Although the present model was able to demonstrate inhibitory effect of HAP toothpaste on root caries, further studies are needed to evaluate the effect of complementing the use of 10% HAP toothpaste (twice daily) with application of 15% HAP gel (once daily) to confirm which regime would be clinically more applicable and more effective for preventing root caries.32

A main limitation of the present study is the lacks the biological processes within the oral cavity, particularly within the dental plaque milieu, which would undoubtedly influence the demineralization inhibitory potential of the investigational products. Furthermore, a more aggressive demineralization process than the acid attacks the tooth is exposed in the oral cavity was used in pH cycling. Future research to further establish the effectiveness of HAP-based toothpaste to prevent root caries should focus on clinical trials.

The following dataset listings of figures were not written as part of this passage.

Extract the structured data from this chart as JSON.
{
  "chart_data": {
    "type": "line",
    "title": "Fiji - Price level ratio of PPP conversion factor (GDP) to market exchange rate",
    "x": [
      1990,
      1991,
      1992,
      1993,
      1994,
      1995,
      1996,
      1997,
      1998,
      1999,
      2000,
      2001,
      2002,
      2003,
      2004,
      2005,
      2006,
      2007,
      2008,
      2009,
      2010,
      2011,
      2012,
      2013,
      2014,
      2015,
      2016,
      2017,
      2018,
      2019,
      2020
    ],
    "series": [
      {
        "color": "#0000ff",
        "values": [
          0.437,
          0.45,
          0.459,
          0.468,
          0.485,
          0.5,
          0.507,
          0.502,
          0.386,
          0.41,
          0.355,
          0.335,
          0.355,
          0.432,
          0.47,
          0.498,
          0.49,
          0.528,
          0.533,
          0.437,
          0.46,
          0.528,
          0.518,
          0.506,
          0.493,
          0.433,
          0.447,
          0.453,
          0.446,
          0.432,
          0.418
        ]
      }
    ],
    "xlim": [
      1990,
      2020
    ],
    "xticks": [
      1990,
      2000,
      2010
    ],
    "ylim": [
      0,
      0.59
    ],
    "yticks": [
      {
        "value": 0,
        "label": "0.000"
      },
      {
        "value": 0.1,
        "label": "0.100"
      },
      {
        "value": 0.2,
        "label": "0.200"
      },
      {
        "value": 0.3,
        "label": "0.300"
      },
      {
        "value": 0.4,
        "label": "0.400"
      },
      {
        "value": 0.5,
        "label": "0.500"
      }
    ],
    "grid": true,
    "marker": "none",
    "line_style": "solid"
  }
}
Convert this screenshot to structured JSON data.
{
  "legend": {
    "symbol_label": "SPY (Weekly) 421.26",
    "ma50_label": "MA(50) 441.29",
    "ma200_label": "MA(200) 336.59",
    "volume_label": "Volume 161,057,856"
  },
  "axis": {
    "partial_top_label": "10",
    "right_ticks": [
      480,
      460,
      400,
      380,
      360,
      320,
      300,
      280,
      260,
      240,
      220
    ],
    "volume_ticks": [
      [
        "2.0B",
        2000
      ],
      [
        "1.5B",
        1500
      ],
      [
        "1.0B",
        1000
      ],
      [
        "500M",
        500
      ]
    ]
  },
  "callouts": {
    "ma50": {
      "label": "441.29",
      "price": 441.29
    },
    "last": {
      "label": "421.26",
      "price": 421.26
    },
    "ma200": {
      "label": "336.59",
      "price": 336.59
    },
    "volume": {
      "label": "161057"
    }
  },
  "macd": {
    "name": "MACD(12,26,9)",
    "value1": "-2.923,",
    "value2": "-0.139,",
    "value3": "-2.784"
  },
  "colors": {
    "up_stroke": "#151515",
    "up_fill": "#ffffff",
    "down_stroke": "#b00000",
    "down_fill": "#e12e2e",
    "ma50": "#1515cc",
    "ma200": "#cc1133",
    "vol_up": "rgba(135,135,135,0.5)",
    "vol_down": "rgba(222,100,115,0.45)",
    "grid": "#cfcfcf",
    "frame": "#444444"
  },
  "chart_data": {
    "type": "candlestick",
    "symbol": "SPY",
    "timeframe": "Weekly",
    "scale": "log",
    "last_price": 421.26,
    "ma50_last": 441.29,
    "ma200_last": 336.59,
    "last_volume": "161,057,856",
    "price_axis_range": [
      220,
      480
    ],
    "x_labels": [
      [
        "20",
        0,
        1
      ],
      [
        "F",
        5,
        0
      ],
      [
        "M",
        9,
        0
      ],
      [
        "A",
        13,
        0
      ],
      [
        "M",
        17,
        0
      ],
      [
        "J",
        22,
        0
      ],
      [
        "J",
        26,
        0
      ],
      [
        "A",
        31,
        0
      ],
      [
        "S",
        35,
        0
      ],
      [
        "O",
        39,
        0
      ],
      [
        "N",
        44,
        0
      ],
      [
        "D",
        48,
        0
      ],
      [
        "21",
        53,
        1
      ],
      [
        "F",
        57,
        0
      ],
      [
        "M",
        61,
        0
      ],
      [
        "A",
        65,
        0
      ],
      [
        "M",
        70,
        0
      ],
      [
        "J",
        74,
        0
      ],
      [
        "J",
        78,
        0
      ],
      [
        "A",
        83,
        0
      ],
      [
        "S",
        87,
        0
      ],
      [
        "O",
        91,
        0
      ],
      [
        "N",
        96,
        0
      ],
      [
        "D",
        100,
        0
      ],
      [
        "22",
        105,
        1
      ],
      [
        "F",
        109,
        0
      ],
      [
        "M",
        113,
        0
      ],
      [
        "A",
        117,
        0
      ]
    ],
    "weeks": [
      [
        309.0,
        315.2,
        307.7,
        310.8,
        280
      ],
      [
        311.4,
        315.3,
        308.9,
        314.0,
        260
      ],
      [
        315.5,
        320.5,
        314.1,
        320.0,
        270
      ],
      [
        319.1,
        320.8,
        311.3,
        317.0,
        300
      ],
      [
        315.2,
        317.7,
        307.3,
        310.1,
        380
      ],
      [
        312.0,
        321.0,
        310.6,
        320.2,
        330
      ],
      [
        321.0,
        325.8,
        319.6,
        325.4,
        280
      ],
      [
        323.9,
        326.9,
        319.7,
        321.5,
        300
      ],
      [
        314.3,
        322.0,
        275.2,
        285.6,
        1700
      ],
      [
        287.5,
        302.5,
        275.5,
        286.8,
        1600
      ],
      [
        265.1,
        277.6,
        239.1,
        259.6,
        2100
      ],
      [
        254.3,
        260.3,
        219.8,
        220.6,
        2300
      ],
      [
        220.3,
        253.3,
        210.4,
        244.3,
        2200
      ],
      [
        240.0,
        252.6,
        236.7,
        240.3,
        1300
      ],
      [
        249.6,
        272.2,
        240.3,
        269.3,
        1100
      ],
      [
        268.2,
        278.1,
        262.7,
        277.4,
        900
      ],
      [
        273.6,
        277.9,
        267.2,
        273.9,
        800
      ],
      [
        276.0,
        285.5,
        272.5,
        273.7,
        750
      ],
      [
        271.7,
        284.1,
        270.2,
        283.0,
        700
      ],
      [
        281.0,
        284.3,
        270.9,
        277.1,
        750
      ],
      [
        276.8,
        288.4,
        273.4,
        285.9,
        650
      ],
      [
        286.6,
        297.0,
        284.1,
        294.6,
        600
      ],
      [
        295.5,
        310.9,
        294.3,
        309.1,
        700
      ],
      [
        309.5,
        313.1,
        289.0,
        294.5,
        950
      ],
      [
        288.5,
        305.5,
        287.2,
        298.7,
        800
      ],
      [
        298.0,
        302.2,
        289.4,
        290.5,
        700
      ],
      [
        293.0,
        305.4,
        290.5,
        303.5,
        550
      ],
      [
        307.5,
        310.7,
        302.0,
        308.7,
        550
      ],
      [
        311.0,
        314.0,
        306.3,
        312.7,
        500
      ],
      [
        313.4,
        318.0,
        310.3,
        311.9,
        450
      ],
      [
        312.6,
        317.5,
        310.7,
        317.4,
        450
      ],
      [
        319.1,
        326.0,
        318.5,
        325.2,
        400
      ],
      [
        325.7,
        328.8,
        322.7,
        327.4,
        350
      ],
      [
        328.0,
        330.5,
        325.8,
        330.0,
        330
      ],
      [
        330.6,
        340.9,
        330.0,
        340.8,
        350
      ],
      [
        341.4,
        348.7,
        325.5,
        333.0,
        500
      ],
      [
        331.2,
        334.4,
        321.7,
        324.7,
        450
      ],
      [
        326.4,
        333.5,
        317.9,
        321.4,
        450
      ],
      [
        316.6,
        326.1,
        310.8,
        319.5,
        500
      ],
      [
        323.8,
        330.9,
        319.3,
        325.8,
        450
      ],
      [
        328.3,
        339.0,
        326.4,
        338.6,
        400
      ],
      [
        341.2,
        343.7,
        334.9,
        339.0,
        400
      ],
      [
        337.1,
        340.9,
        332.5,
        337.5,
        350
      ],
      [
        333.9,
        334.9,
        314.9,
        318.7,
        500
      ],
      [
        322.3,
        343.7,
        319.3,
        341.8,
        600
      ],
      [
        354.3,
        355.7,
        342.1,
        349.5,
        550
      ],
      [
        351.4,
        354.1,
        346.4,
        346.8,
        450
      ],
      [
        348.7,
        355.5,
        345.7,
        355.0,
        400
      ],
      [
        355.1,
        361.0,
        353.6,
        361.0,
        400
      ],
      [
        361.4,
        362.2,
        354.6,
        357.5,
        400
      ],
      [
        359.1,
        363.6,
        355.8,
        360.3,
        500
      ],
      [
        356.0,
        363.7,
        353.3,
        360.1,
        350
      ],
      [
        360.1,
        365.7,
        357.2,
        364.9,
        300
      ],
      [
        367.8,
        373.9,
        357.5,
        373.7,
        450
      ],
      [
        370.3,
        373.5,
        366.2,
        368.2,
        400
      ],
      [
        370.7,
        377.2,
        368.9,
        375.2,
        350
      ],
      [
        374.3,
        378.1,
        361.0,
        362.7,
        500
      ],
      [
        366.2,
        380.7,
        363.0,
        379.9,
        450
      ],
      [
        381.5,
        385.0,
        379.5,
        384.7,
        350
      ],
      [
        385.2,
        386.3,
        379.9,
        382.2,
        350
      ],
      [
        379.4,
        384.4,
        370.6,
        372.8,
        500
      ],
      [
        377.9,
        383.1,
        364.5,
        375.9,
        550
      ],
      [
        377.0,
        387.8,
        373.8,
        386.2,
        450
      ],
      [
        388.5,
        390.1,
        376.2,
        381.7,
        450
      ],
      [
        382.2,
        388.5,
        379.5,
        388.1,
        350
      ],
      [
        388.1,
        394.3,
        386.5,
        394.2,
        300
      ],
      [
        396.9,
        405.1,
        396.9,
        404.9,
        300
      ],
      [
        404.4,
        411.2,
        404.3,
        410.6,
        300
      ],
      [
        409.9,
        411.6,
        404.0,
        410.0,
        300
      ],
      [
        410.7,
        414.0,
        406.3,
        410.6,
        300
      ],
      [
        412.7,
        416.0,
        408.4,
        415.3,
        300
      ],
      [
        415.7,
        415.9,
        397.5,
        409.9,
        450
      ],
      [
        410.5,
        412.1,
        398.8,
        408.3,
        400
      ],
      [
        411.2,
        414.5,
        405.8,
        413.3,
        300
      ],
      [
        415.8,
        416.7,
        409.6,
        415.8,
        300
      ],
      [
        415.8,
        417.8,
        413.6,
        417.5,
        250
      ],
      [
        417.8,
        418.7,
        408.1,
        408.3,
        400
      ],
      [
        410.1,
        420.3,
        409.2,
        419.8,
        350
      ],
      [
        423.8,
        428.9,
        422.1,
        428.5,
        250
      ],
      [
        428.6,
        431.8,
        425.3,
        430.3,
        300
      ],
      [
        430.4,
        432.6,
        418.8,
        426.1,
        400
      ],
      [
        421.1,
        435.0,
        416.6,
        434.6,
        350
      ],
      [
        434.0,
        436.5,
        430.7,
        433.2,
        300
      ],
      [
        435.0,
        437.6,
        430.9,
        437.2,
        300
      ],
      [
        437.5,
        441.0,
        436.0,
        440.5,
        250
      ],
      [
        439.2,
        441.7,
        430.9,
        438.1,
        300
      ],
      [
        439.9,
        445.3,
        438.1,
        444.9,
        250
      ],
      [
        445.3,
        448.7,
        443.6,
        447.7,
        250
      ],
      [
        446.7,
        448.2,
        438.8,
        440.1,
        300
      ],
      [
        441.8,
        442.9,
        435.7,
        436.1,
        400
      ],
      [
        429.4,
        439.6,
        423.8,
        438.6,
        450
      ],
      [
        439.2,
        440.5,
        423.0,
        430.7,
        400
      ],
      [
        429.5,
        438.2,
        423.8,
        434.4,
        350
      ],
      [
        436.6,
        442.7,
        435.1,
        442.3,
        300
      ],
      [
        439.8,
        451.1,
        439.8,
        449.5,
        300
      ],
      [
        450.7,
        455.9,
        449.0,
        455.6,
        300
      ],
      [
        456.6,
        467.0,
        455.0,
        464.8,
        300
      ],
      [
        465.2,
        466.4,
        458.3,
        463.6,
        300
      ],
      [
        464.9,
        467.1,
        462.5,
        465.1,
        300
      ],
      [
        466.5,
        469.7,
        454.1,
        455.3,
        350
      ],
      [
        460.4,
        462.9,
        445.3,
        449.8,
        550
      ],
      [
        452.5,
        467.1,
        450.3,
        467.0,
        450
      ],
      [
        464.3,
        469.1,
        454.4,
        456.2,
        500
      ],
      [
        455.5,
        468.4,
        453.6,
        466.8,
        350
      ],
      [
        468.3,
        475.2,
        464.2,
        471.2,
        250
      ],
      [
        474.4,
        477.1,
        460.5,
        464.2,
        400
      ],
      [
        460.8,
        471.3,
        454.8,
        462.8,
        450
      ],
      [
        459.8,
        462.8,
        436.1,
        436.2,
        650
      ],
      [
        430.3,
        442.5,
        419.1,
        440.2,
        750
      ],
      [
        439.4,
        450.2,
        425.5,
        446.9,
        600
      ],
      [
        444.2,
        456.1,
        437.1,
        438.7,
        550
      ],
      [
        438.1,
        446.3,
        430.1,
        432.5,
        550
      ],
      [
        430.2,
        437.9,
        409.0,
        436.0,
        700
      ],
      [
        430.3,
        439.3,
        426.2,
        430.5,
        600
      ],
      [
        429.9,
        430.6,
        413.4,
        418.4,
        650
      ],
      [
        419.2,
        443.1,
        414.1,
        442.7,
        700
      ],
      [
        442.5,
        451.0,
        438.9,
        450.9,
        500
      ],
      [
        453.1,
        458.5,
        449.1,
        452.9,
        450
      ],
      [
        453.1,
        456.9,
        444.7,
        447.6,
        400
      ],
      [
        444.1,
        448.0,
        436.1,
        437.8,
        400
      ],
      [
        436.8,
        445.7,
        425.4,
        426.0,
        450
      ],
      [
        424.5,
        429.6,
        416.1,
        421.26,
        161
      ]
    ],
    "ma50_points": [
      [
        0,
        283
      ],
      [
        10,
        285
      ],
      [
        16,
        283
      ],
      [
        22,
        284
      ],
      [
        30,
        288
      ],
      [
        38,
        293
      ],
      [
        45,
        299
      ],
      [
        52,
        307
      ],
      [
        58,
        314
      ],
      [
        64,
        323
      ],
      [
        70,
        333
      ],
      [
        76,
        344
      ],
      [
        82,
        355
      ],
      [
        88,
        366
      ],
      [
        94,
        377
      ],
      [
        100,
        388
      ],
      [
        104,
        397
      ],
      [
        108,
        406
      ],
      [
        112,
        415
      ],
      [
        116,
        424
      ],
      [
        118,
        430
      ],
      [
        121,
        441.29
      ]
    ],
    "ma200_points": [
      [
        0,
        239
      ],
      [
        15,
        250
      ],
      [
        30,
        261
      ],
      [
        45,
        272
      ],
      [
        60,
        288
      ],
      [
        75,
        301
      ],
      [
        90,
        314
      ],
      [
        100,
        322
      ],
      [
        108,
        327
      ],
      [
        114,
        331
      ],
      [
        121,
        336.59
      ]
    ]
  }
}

Under the present net-demineralization pH-cycling conditions, the tested fluoride-free toothpaste containing 10% HAP was demonstrated to be an effective dentin caries control tool. Although effected a higher percentage of demineralization inhibition, toothpaste containing 10% HAP was not statistically more effective than standard NaF toothpaste with 1450 ppm fluoride in preventing root dentin demineralization. Thus, this study demonstrated that HAP toothpastes can serve as an effective alternative to fluoride toothpastes for root caries management.


The authors wish to thank the University Core Facility for help with the imaging of the tooth samples.


All authors report no conflicts of interest in this work.